Methods:  Molecular inversion probes (4) were developed for 15 novel tetranucleotide repeats (7-11 units) and 4 established markers (MYCL1, D20S85, D8S321, D9S242). These were amplified and sequenced in 157 human cancers, comprising 92 unselected and 65 Lynch Syndrome (LS) tumours, and compared to paired blood and unrelated normal controls to detect EMAST. Both fresh and formalin-fixed paraffin-embedded (FFPE) material was used.

 

Results: (a) EMAST was identified in both MMR deficient and MMR proficient tumours using paired normal and unpaired analyses, and was correlated with MNR instability. (b) Similar to MNR instability, EMAST was higher in LS colorectal than in LS endometrial cancers. (c) However, a major impact of sample processing (FFPE) and storage was detected.

 

Conclusion: High throughput sequencing can quantify EMAST in tumours, and may be used to further explore its clinical relevance.
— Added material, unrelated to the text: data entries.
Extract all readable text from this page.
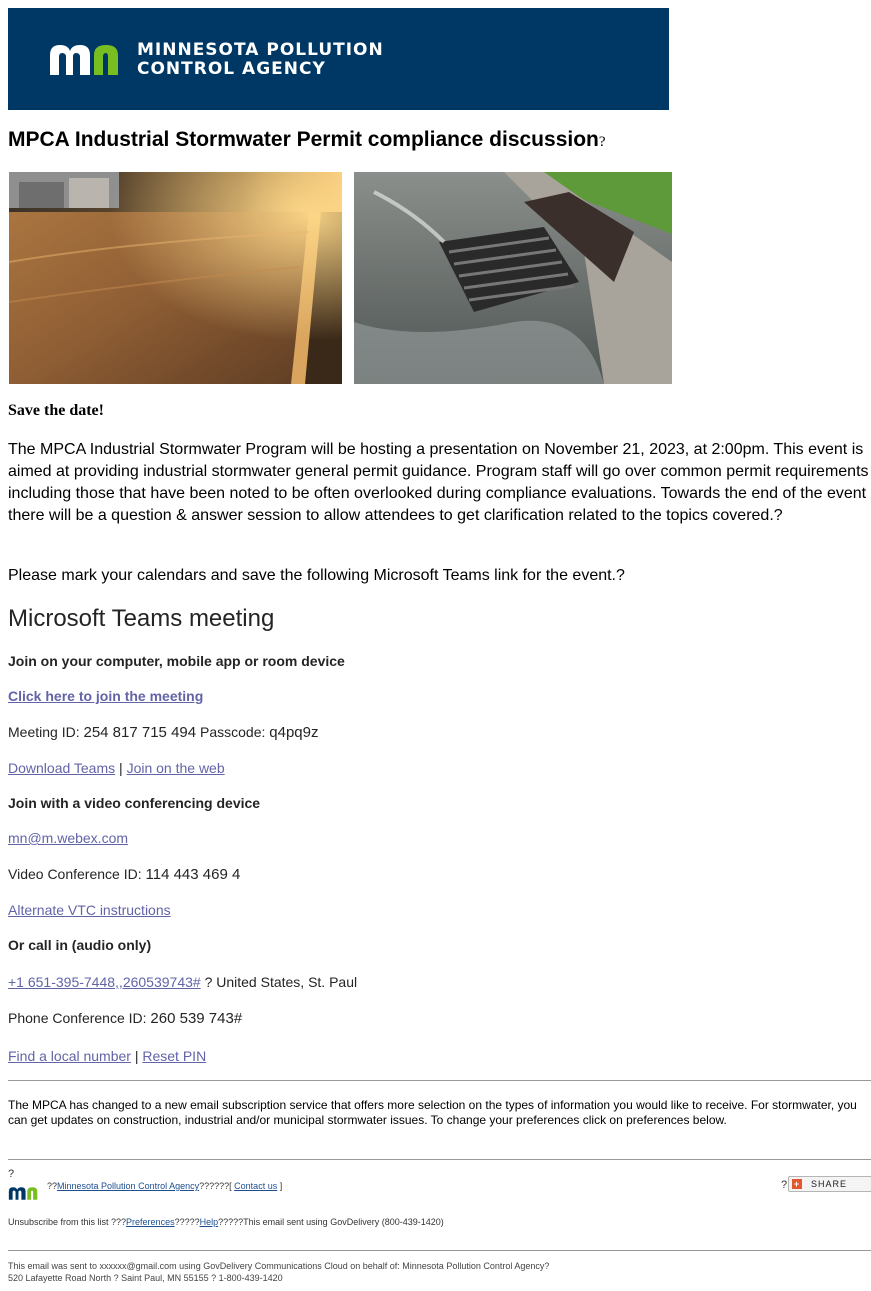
MINNESOTA POLLUTION
CONTROL AGENCY

MPCA Industrial Stormwater Permit compliance discussion?
Save the date!

The MPCA Industrial Stormwater Program will be hosting a presentation on November 21, 2023, at 2:00pm. This event is aimed at providing industrial stormwater general permit guidance. Program staff will go over common permit requirements including those that have been noted to be often overlooked during compliance evaluations. Towards the end of the event there will be a question & answer session to allow attendees to get clarification related to the topics covered.?

Please mark your calendars and save the following Microsoft Teams link for the event.?

Microsoft Teams meeting

Join on your computer, mobile app or room device

Click here to join the meeting

Meeting ID: 254 817 715 494 Passcode: q4pq9z

Download Teams | Join on the web

Join with a video conferencing device

mn@m.webex.com

Video Conference ID: 114 443 469 4

Alternate VTC instructions

Or call in (audio only)

+1 651-395-7448,,260539743# ? United States, St. Paul

Phone Conference ID: 260 539 743#

Find a local number | Reset PIN

The MPCA has changed to a new email subscription service that offers more selection on the types of information you would like to receive. For stormwater, you can get updates on construction, industrial and/or municipal stormwater issues. To change your preferences click on preferences below.

?

??Minnesota Pollution Control Agency??????[ Contact us ]	? + SHARE

Unsubscribe from this list ???Preferences?????Help?????This email sent using GovDelivery (800-439-1420)

This email was sent to xxxxxx@gmail.com using GovDelivery Communications Cloud on behalf of: Minnesota Pollution Control Agency?
520 Lafayette Road North ? Saint Paul, MN 55155 ? 1-800-439-1420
However, due to the impact of FFPE, sample processing will have to be accounted for. It remains to be established if in vivo instability can be distinguished from that introduced by sample processing.

Abstract references

  1. Bacher JW et al. (2004) Disease Markers. 20(4-5):237-50.
  2. Gallon R et al. (2019) Human Mutation. 40(5):649-655.
  3. Carethers JM (2017) Current Colorectal Cancer Reports. 13(1):73-80.
  4. Hiatt JB et al. (2013) Genome Research. 23(5):843-854.